Sometimes, when I’m in an unhealthy place, I don’t even stop to think. I just let those opinions get put on me without asking whether they fit or whether I even want to wear them.
For example, I might read someone’s opinion about a political issue and suddenly I’m angry. I put on their clothes. I wear their opinion as if it’s the truth, and now it’s affecting my emotions.
Or someone gives an opinion about how to teach, how to create content, or how to build something, and I start thinking, I have to do it that way too. But it’s still an opinion. It might even be a successful opinion, but it doesn’t mean it’s the right fit for me.
Maybe I need to pause before I put those clothes on.
Not every opinion belongs to me. Not every judgment deserves a place in my mind. Some opinions are too heavy. Some don’t fit. Some were never meant for me in the first place.

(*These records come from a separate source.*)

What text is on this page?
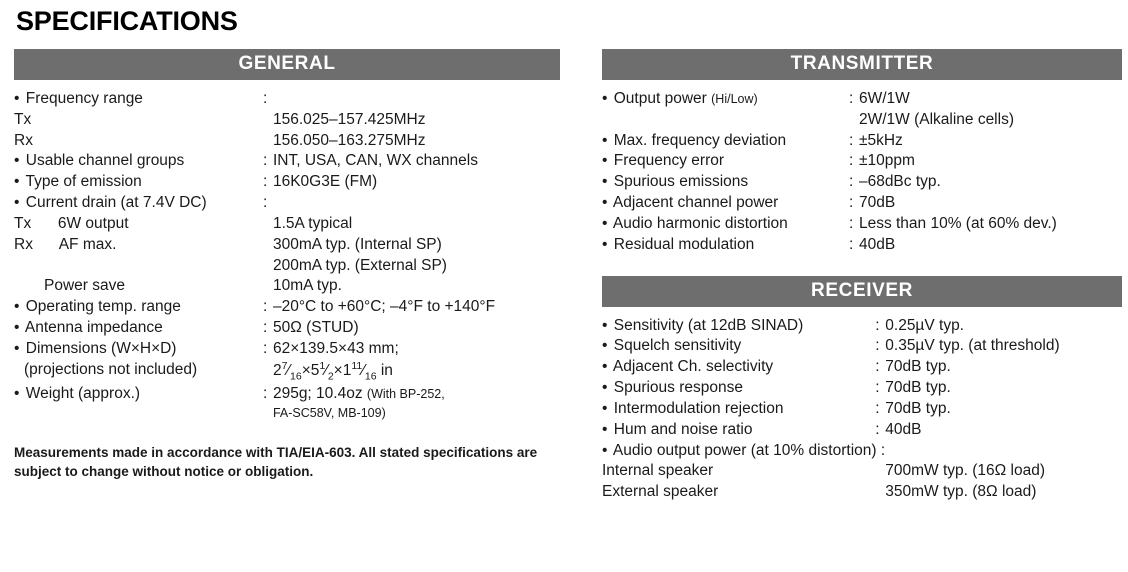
SPECIFICATIONS
GENERAL
• Frequency range	:	
Tx		156.025–157.425MHz
Rx		156.050–163.275MHz
• Usable channel groups	:	INT, USA, CAN, WX channels
• Type of emission	:	16K0G3E (FM)
• Current drain (at 7.4V DC)	:	
Tx 6W output		1.5A typical
Rx AF max.		300mA typ. (Internal SP)
		200mA typ. (External SP)
Power save		10mA typ.
• Operating temp. range	:	–20°C to +60°C; –4°F to +140°F
• Antenna impedance	:	50Ω (STUD)
• Dimensions (W×H×D)	:	62×139.5×43 mm;
(projections not included)		$2^7⁄_{16}\times 5^1⁄_2\times 1^{11}⁄_{16}$ in
• Weight (approx.)	:	295g; 10.4oz (With BP-252,
		FA-SC58V, MB-109)
Measurements made in accordance with TIA/EIA-603. All stated specifications are subject to change without notice or obligation.
TRANSMITTER
• Output power (Hi/Low)	:	6W/1W
		2W/1W (Alkaline cells)
• Max. frequency deviation	:	±5kHz
• Frequency error	:	±10ppm
• Spurious emissions	:	–68dBc typ.
• Adjacent channel power	:	70dB
• Audio harmonic distortion	:	Less than 10% (at 60% dev.)
• Residual modulation	:	40dB
RECEIVER
• Sensitivity (at 12dB SINAD)	:	0.25µV typ.
• Squelch sensitivity	:	0.35µV typ. (at threshold)
• Adjacent Ch. selectivity	:	70dB typ.
• Spurious response	:	70dB typ.
• Intermodulation rejection	:	70dB typ.
• Hum and noise ratio	:	40dB
• Audio output power (at 10% distortion) :		
Internal speaker		700mW typ. (16Ω load)
External speaker		350mW typ. (8Ω load)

I want to generate my own opinions. I want to sort through feedback, sift it carefully, keep what’s useful, and leave behind what isn’t. Feedback can help me grow, but I also need to recognize the moment it stops being helpful and starts affecting my emotions.
I don’t want to be sad. I don’t want to be filled with shame. And sometimes those feelings don’t come from who I am—they come from wearing someone else’s opinion as if it were my own.
Maybe today, I can choose what I wear.
How do the opinions of people interact with your emotions?